Maine State Government

Dept. of Administrative & Financial Services

Office of Information Technology

Network Device Management Policy

 

I. Statement

The Office of Information Technology (OIT) must have at least a read-only access to any device in the State network. Further, any vendor-managed device inside the State network must be isolated behind an internal firewall.

 

II. Purpose

If not properly hardened and isolated, any network device may be compromised, thereby jeopardizing the entire shared State network. In order to guard against it, OIT must be able to scan any network device for security vulnerabilities. And, in order to scan a network device, OIT must be granted at least a read-only access to that device.

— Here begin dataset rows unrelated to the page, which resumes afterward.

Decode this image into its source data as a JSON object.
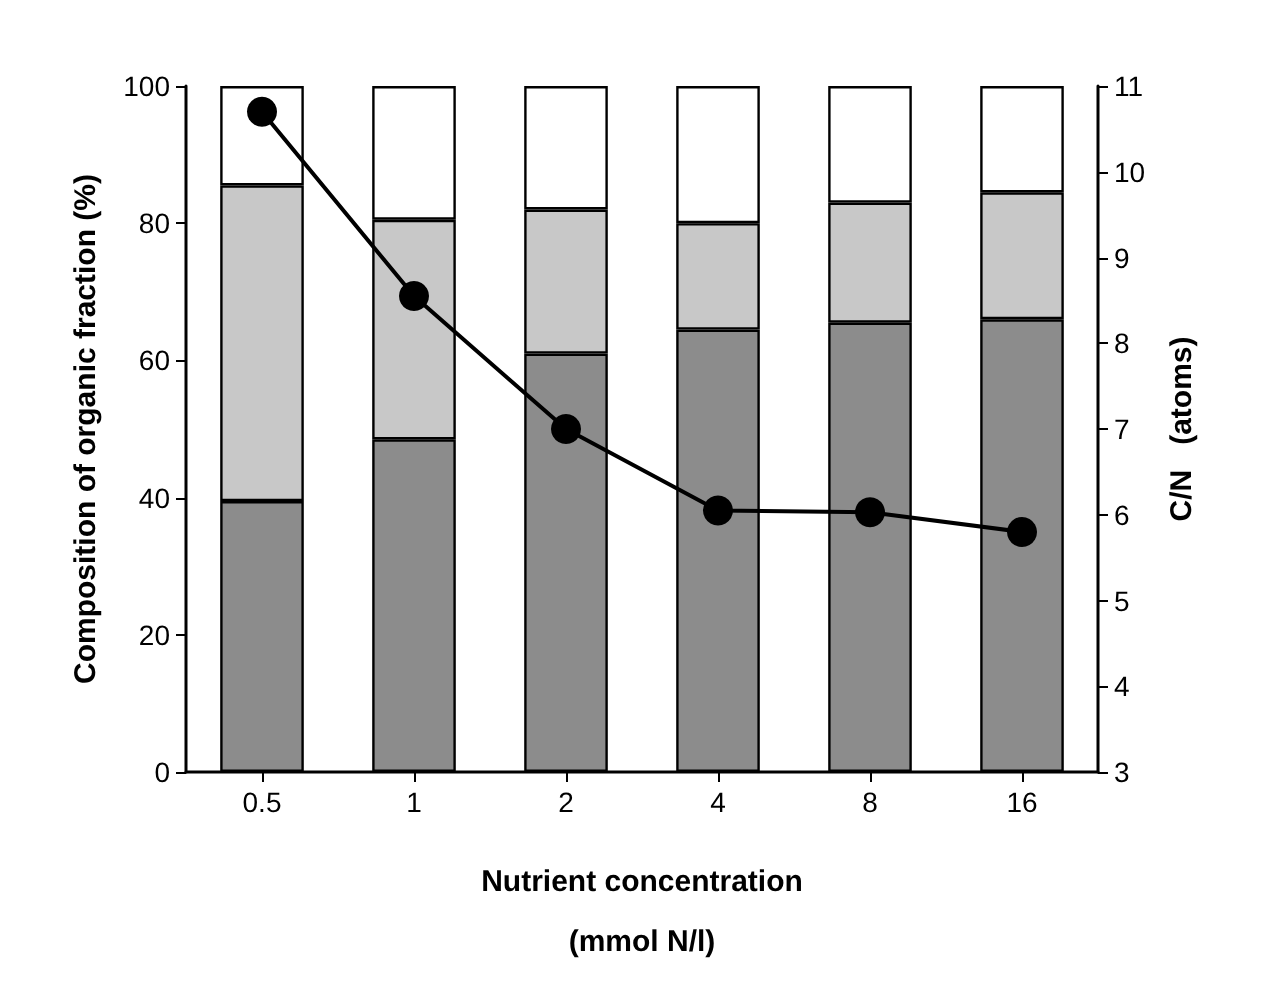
{
  "chart_data": {
    "type": "bar",
    "stacked": true,
    "xlabel": "Nutrient concentration\n(mmol N/l)",
    "ylabel": "Composition of organic fraction (%)",
    "y2label": "C/N   (atoms)",
    "categories": [
      "0.5",
      "1",
      "2",
      "4",
      "8",
      "16"
    ],
    "series": [
      {
        "color": "#8c8c8c",
        "values": [
          39.5,
          48.5,
          61,
          64.5,
          65.5,
          66
        ]
      },
      {
        "color": "#c8c8c8",
        "values": [
          46,
          32,
          21,
          15.5,
          17.5,
          18.5
        ]
      },
      {
        "color": "#ffffff",
        "values": [
          14.5,
          19.5,
          18,
          20,
          17,
          15.5
        ]
      },
      {
        "type": "line",
        "axis": "y2",
        "color": "#000000",
        "values": [
          10.7,
          8.55,
          7.0,
          6.05,
          6.03,
          5.8
        ]
      }
    ],
    "ylim": [
      0,
      100
    ],
    "yticks": [
      0,
      20,
      40,
      60,
      80,
      100
    ],
    "y2lim": [
      3,
      11
    ],
    "y2ticks": [
      3,
      4,
      5,
      6,
      7,
      8,
      9,
      10,
      11
    ],
    "grid": false,
    "marker": "circle",
    "line_style": "solid"
  }
}
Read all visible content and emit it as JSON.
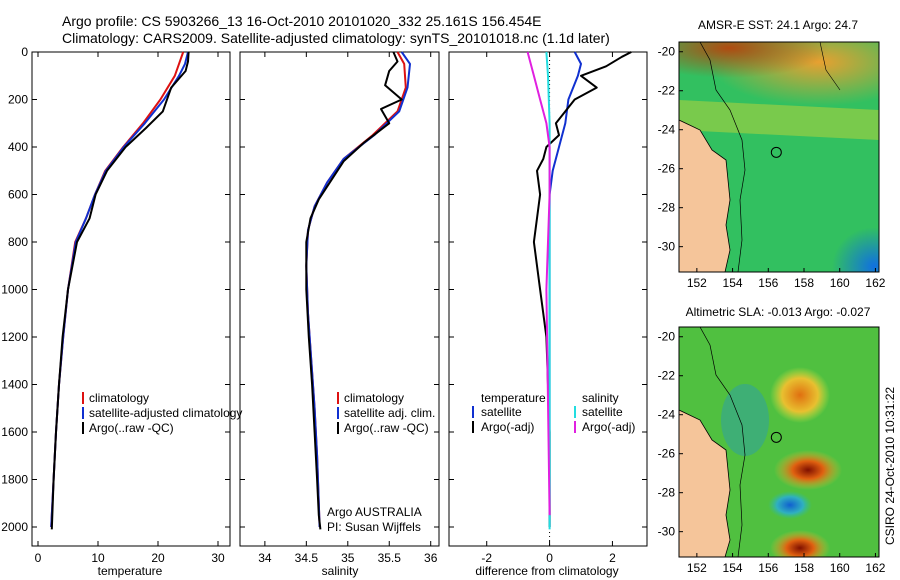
{
  "header": {
    "line1": "Argo profile: CS 5903266_13 16-Oct-2010 20101020_332 25.161S 156.454E",
    "line2": "Climatology: CARS2009. Satellite-adjusted climatology: synTS_20101018.nc (1.1d later)"
  },
  "side_label": "CSIRO 24-Oct-2010 10:31:22",
  "colors": {
    "clim": "#dd1111",
    "sat": "#1030d0",
    "argo": "#000000",
    "sal_sat": "#22dde0",
    "sal_argo": "#e020e0"
  },
  "chart_data": [
    {
      "type": "line",
      "id": "temperature",
      "xlabel": "temperature",
      "ylim": [
        0,
        2080
      ],
      "xlim": [
        -1,
        32
      ],
      "xticks": [
        0,
        10,
        20,
        30
      ],
      "yticks": [
        0,
        200,
        400,
        600,
        800,
        1000,
        1200,
        1400,
        1600,
        1800,
        2000
      ],
      "legend": [
        "climatology",
        "satellite-adjusted climatology",
        "Argo(..raw -QC)"
      ],
      "series": [
        {
          "name": "climatology",
          "color": "clim",
          "x": [
            24.2,
            23.5,
            22.8,
            20.4,
            17.5,
            14.2,
            11.2,
            9.5,
            8.0,
            6.2,
            5.0,
            4.2,
            3.5,
            3.0,
            2.6,
            2.2
          ],
          "y": [
            0,
            50,
            100,
            200,
            300,
            400,
            500,
            600,
            700,
            800,
            1000,
            1200,
            1400,
            1600,
            1800,
            2000
          ]
        },
        {
          "name": "satellite",
          "color": "sat",
          "x": [
            25.0,
            24.5,
            23.5,
            21.0,
            17.8,
            14.3,
            11.3,
            9.5,
            8.0,
            6.3,
            5.0,
            4.2,
            3.5,
            3.0,
            2.6,
            2.2
          ],
          "y": [
            0,
            50,
            100,
            200,
            300,
            400,
            500,
            600,
            700,
            800,
            1000,
            1200,
            1400,
            1600,
            1800,
            2000
          ]
        },
        {
          "name": "argo",
          "color": "argo",
          "x": [
            25.1,
            25.0,
            24.6,
            22.2,
            20.8,
            18.0,
            14.6,
            11.5,
            9.6,
            8.6,
            6.5,
            5.0,
            4.1,
            3.5,
            3.0,
            2.6,
            2.3
          ],
          "y": [
            0,
            40,
            80,
            150,
            250,
            320,
            400,
            500,
            600,
            700,
            800,
            1000,
            1200,
            1400,
            1600,
            1800,
            2010
          ]
        }
      ]
    },
    {
      "type": "line",
      "id": "salinity",
      "xlabel": "salinity",
      "ylim": [
        0,
        2080
      ],
      "xlim": [
        33.7,
        36.1
      ],
      "xticks": [
        34,
        34.5,
        35,
        35.5,
        36
      ],
      "legend": [
        "climatology",
        "satellite adj. clim.",
        "Argo(..raw -QC)"
      ],
      "series": [
        {
          "name": "climatology",
          "color": "clim",
          "x": [
            35.6,
            35.68,
            35.7,
            35.6,
            35.3,
            34.95,
            34.75,
            34.6,
            34.52,
            34.5,
            34.52,
            34.56,
            34.6,
            34.63,
            34.65,
            34.66
          ],
          "y": [
            0,
            50,
            150,
            250,
            350,
            450,
            550,
            650,
            750,
            900,
            1100,
            1300,
            1500,
            1700,
            1900,
            2000
          ]
        },
        {
          "name": "satellite",
          "color": "sat",
          "x": [
            35.65,
            35.75,
            35.72,
            35.62,
            35.32,
            34.95,
            34.75,
            34.6,
            34.52,
            34.5,
            34.52,
            34.56,
            34.6,
            34.63,
            34.65,
            34.66
          ],
          "y": [
            0,
            50,
            150,
            250,
            350,
            450,
            550,
            650,
            750,
            900,
            1100,
            1300,
            1500,
            1700,
            1900,
            2000
          ]
        },
        {
          "name": "argo",
          "color": "argo",
          "x": [
            35.55,
            35.6,
            35.5,
            35.45,
            35.65,
            35.4,
            35.5,
            35.2,
            34.95,
            34.8,
            34.65,
            34.55,
            34.5,
            34.5,
            34.53,
            34.57,
            34.6,
            34.63,
            34.65,
            34.67
          ],
          "y": [
            0,
            40,
            80,
            140,
            200,
            240,
            300,
            380,
            460,
            540,
            620,
            700,
            800,
            1000,
            1200,
            1400,
            1600,
            1800,
            1950,
            2010
          ]
        }
      ],
      "annotation": {
        "line1": "Argo AUSTRALIA",
        "line2": "PI: Susan Wijffels"
      }
    },
    {
      "type": "line",
      "id": "difference",
      "xlabel": "difference from climatology",
      "ylim": [
        0,
        2080
      ],
      "xlim": [
        -3.2,
        3.1
      ],
      "xticks": [
        -2,
        0,
        2
      ],
      "legend_temp_header": "temperature",
      "legend_sal_header": "salinity",
      "legend": [
        "satellite",
        "Argo(-adj)",
        "satellite",
        "Argo(-adj)"
      ],
      "series": [
        {
          "name": "temperature satellite",
          "color": "sat",
          "x": [
            0.8,
            1.0,
            0.9,
            0.6,
            0.5,
            0.3,
            0.1,
            0.0,
            0.0,
            0.0,
            0.0,
            0.0
          ],
          "y": [
            0,
            50,
            100,
            200,
            300,
            400,
            500,
            600,
            800,
            1200,
            1600,
            2000
          ]
        },
        {
          "name": "temperature argo",
          "color": "argo",
          "x": [
            2.6,
            2.3,
            1.8,
            1.0,
            1.5,
            0.8,
            0.5,
            0.2,
            0.3,
            -0.1,
            -0.2,
            -0.4,
            -0.3,
            -0.5,
            -0.3,
            -0.1,
            0.0,
            0.0
          ],
          "y": [
            0,
            20,
            60,
            100,
            150,
            200,
            250,
            300,
            350,
            400,
            450,
            500,
            600,
            800,
            1000,
            1200,
            1600,
            2000
          ]
        },
        {
          "name": "salinity satellite",
          "color": "sal_sat",
          "x": [
            -0.1,
            -0.05,
            0.0,
            0.0,
            0.0,
            0.0,
            0.0
          ],
          "y": [
            0,
            100,
            300,
            600,
            1000,
            1500,
            2010
          ]
        },
        {
          "name": "salinity argo",
          "color": "sal_argo",
          "x": [
            -0.7,
            -0.5,
            -0.3,
            -0.1,
            0.0,
            0.0,
            -0.1,
            0.0
          ],
          "y": [
            0,
            100,
            200,
            300,
            400,
            600,
            1000,
            1950
          ]
        }
      ]
    }
  ],
  "maps": [
    {
      "title": "AMSR-E SST: 24.1 Argo: 24.7",
      "kind": "sst",
      "xticks": [
        152,
        154,
        156,
        158,
        160,
        162
      ],
      "yticks": [
        -20,
        -22,
        -24,
        -26,
        -28,
        -30
      ],
      "lon": [
        151,
        162.2
      ],
      "lat": [
        -19.5,
        -31.3
      ],
      "argo_pos": [
        156.45,
        -25.16
      ]
    },
    {
      "title": "Altimetric SLA: -0.013 Argo: -0.027",
      "kind": "sla",
      "xticks": [
        152,
        154,
        156,
        158,
        160,
        162
      ],
      "yticks": [
        -20,
        -22,
        -24,
        -26,
        -28,
        -30
      ],
      "lon": [
        151,
        162.2
      ],
      "lat": [
        -19.5,
        -31.3
      ],
      "argo_pos": [
        156.45,
        -25.16
      ]
    }
  ]
}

Further, since OIT cannot guarantee the safety of a network device that it does not manage, any vendor-managed network device inside the State network must be isolated behind an internal firewall.

 

III. Applicability

This policy applies to any Internet Protocol (IP) device in the State address space.

 

IV. Responsibilities

A. Chief Technology Officer: The OIT Chief Technology Officer owns, executes, and enforces this policy.

 

V. Guidelines & Procedures

A. OIT must have at least a read-only access to any IP device located in any State address space.

 

B. Any vendor-managed IP device located inside the State Wide Area Network must be behind an internal firewall, provisioned by the vendor but configured by the State.

 

VI. Definitions

A. Internet Protocol (IP): The chief communications protocol used to relay data packets across a computer network.

 

B. State Address Space: The set of all IP addresses assigned by the State, irrespective of their location with respect to the State firewall(s).

 

VII. References

VIII. Document Information

2.          Document Reference Number: 

 

3.          Category: Internet, Network and Transport

 

4.          Adoption Date: October 24, 2011

 

5.          Effective Date: October 24, 2011

 

6.          Revision Date: October 24, 2011

 

7.          Review Date:  October 24, 2013

 

8.          Point of Contact: B. Victor Chakravarty, Enterprise Architect, Office of Information Technology, State House Station #145, Augusta, ME 04333, (207) 624-9840.

 

9.          Approved By: Greg A. McNeal, Acting Chief Information Officer, State House Station #145, Augusta, ME 04333, (207) 624-9471.

 

10.      Position Title(s) or Agency Responsible for Enforcement: Wayne E. Gallant, Chief Technology Officer, Office of Information Technology, State House Station #145, Augusta, ME 04333, (207) 624-9424.

 

9.          Legal Citation:  5 M.R.S.A. Chapter 163 Section 1973 paragraphs B and D, which read in part, “The Chief Information Officer shall: “Set policies and standards for the implementation and use of information and telecommunications technologies…” and “Identify and implement information technology best business practices and project management.”

 

10.      Waiver Process: See the Waiver Policy[1].